Reduced silk applications leave those who made it through ruffled and buckled

Reduced silk applications leave those who made it through ruffled and buckledIt Is a bit of a strange ­shopping list: one pair of silk breeches, one set of ­ruffles, a jabot, one pair of steel buckled court shoes, one pair of white gloves and one full-bottomed wig.

But it is the same ­shopping list held in the quivering hands of 104 new silks as they visit Ede & Ravenscroft to get fitted for their jabots – a ceremonial lace bib worn for the ritual at the end of March that will see the lucky few join the ranks of Queen’s Counsel.

The wig alone costs £2,400, but most chambers have a few knocking around for members who need them. If bought, the rest of the bill can come to around £2,000 for all the ruffles and breeches. According to clerks and people who have been through the ancient ceremony before, the steel-buckled court shoes are the least comfortable of the lot.

One QC-to-be said: “The best practical tip I’ve heard is to wear the shoes in
at home because they’re ­desperately uncomfortable.”

Despite the opportunities for a nice bit of dressing up, this year saw fewer ­applications than ever before. Sixteen women made the grade from only 29 applicants this year, while overall 247 barristers applied for QC status ­compared with 333 last year. 3-4 South Square got two new silks while 2-3 Gray’s Inn Square got three.

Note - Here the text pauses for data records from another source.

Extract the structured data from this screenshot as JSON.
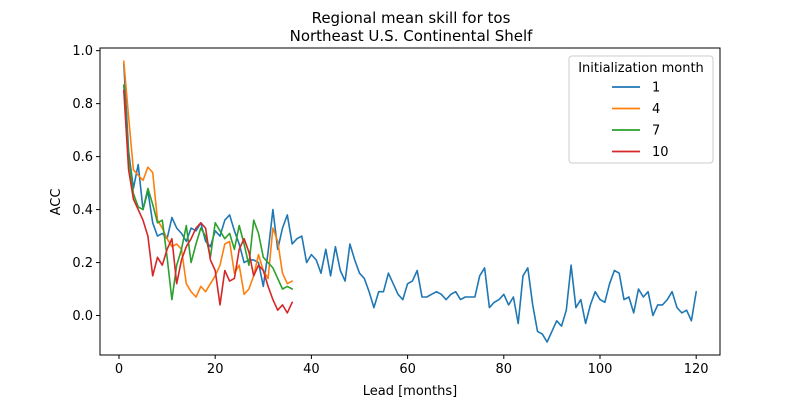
{
  "chart_data": {
    "type": "line",
    "title": "Regional mean skill for tos",
    "subtitle": "Northeast U.S. Continental Shelf",
    "xlabel": "Lead [months]",
    "ylabel": "ACC",
    "xlim": [
      -3.95,
      124.95
    ],
    "ylim": [
      -0.149,
      1.01
    ],
    "xticks": [
      0,
      20,
      40,
      60,
      80,
      100,
      120
    ],
    "yticks": [
      0.0,
      0.2,
      0.4,
      0.6,
      0.8,
      1.0
    ],
    "xtick_labels": [
      "0",
      "20",
      "40",
      "60",
      "80",
      "100",
      "120"
    ],
    "ytick_labels": [
      "0.0",
      "0.2",
      "0.4",
      "0.6",
      "0.8",
      "1.0"
    ],
    "grid": false,
    "legend": {
      "title": "Initialization month",
      "location": "top-right"
    },
    "series": [
      {
        "name": "1",
        "color": "#1f77b4",
        "x": [
          1,
          2,
          3,
          4,
          5,
          6,
          7,
          8,
          9,
          10,
          11,
          12,
          13,
          14,
          15,
          16,
          17,
          18,
          19,
          20,
          21,
          22,
          23,
          24,
          25,
          26,
          27,
          28,
          29,
          30,
          31,
          32,
          33,
          34,
          35,
          36,
          37,
          38,
          39,
          40,
          41,
          42,
          43,
          44,
          45,
          46,
          47,
          48,
          49,
          50,
          51,
          52,
          53,
          54,
          55,
          56,
          57,
          58,
          59,
          60,
          61,
          62,
          63,
          64,
          65,
          66,
          67,
          68,
          69,
          70,
          71,
          72,
          73,
          74,
          75,
          76,
          77,
          78,
          79,
          80,
          81,
          82,
          83,
          84,
          85,
          86,
          87,
          88,
          89,
          90,
          91,
          92,
          93,
          94,
          95,
          96,
          97,
          98,
          99,
          100,
          101,
          102,
          103,
          104,
          105,
          106,
          107,
          108,
          109,
          110,
          111,
          112,
          113,
          114,
          115,
          116,
          117,
          118,
          119,
          120
        ],
        "values": [
          0.95,
          0.62,
          0.48,
          0.57,
          0.4,
          0.47,
          0.35,
          0.3,
          0.31,
          0.29,
          0.37,
          0.33,
          0.31,
          0.28,
          0.33,
          0.32,
          0.35,
          0.28,
          0.26,
          0.32,
          0.3,
          0.36,
          0.38,
          0.32,
          0.27,
          0.2,
          0.21,
          0.21,
          0.2,
          0.11,
          0.24,
          0.4,
          0.25,
          0.33,
          0.38,
          0.27,
          0.29,
          0.3,
          0.2,
          0.23,
          0.21,
          0.16,
          0.25,
          0.15,
          0.26,
          0.17,
          0.13,
          0.27,
          0.21,
          0.16,
          0.14,
          0.09,
          0.03,
          0.09,
          0.09,
          0.16,
          0.12,
          0.08,
          0.06,
          0.12,
          0.13,
          0.17,
          0.07,
          0.07,
          0.08,
          0.09,
          0.08,
          0.06,
          0.08,
          0.09,
          0.06,
          0.07,
          0.07,
          0.07,
          0.15,
          0.18,
          0.03,
          0.05,
          0.06,
          0.08,
          0.04,
          0.07,
          -0.03,
          0.15,
          0.18,
          0.04,
          -0.06,
          -0.07,
          -0.1,
          -0.06,
          -0.02,
          -0.04,
          0.02,
          0.19,
          0.03,
          0.06,
          -0.03,
          0.04,
          0.09,
          0.06,
          0.05,
          0.12,
          0.17,
          0.16,
          0.06,
          0.07,
          0.01,
          0.1,
          0.07,
          0.09,
          0.0,
          0.04,
          0.04,
          0.06,
          0.09,
          0.03,
          0.01,
          0.02,
          -0.02,
          0.09
        ]
      },
      {
        "name": "4",
        "color": "#ff7f0e",
        "x": [
          1,
          2,
          3,
          4,
          5,
          6,
          7,
          8,
          9,
          10,
          11,
          12,
          13,
          14,
          15,
          16,
          17,
          18,
          19,
          20,
          21,
          22,
          23,
          24,
          25,
          26,
          27,
          28,
          29,
          30,
          31,
          32,
          33,
          34,
          35,
          36
        ],
        "values": [
          0.96,
          0.75,
          0.55,
          0.53,
          0.51,
          0.56,
          0.54,
          0.36,
          0.33,
          0.29,
          0.26,
          0.27,
          0.25,
          0.12,
          0.09,
          0.07,
          0.11,
          0.09,
          0.12,
          0.15,
          0.19,
          0.27,
          0.28,
          0.16,
          0.19,
          0.08,
          0.1,
          0.15,
          0.23,
          0.17,
          0.14,
          0.33,
          0.28,
          0.16,
          0.12,
          0.13
        ]
      },
      {
        "name": "7",
        "color": "#2ca02c",
        "x": [
          1,
          2,
          3,
          4,
          5,
          6,
          7,
          8,
          9,
          10,
          11,
          12,
          13,
          14,
          15,
          16,
          17,
          18,
          19,
          20,
          21,
          22,
          23,
          24,
          25,
          26,
          27,
          28,
          29,
          30,
          31,
          32,
          33,
          34,
          35,
          36
        ],
        "values": [
          0.87,
          0.6,
          0.46,
          0.41,
          0.4,
          0.48,
          0.42,
          0.35,
          0.36,
          0.22,
          0.06,
          0.19,
          0.25,
          0.34,
          0.2,
          0.27,
          0.33,
          0.3,
          0.22,
          0.35,
          0.32,
          0.29,
          0.31,
          0.25,
          0.34,
          0.27,
          0.19,
          0.36,
          0.31,
          0.22,
          0.2,
          0.18,
          0.14,
          0.1,
          0.11,
          0.1
        ]
      },
      {
        "name": "10",
        "color": "#d62728",
        "x": [
          1,
          2,
          3,
          4,
          5,
          6,
          7,
          8,
          9,
          10,
          11,
          12,
          13,
          14,
          15,
          16,
          17,
          18,
          19,
          20,
          21,
          22,
          23,
          24,
          25,
          26,
          27,
          28,
          29,
          30,
          31,
          32,
          33,
          34,
          35,
          36
        ],
        "values": [
          0.85,
          0.55,
          0.44,
          0.4,
          0.36,
          0.3,
          0.15,
          0.22,
          0.19,
          0.25,
          0.29,
          0.12,
          0.21,
          0.26,
          0.29,
          0.33,
          0.35,
          0.33,
          0.21,
          0.17,
          0.04,
          0.17,
          0.13,
          0.14,
          0.25,
          0.29,
          0.24,
          0.15,
          0.19,
          0.17,
          0.11,
          0.06,
          0.02,
          0.04,
          0.01,
          0.05
        ]
      }
    ]
  }
}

Solicitor-advocates have had a better time of it. Allen & Overy, Cleary Gottlieb Steen & Hamilton and Debevoise & Plimpton all bagged a silk apiece for their dispute resolution practices. In all, three out of the four applications from solicitor advocates made it through.

Peter Rees, the new silk on the block at Debevoise, said the application process was difficult, but that ­solicitor-advocates were on an even keel with their ­barrister counterparts. “The forms run to more than 60 pages and you have provide a lot of detail about your practice and referees,” he said. “I hope this signals a growing acceptance of ­solicitor-advocates as top ­litigators.

“There were fewer, but better-quality, applications this year. The selection panel was very careful to say that there’s no quota.”

It was also a great year for the Crown Prosecution Service, which bagged its first-ever silk appointment. Serious organised crime specialist Graham Reeds
got the nod after three ­frustrating years.

Reeds said the secret was to spend a lot of time preparing for court cases that would be heard by judges on the selection panel. “I really believe, although the process isn’t perfect, that they’ve done a really good job of getting it as close as possible.

“They’ve taken out the secret soundings and it’s less political now. It’s definitely not about the old school tie anymore, and that’s got to be good for everyone.”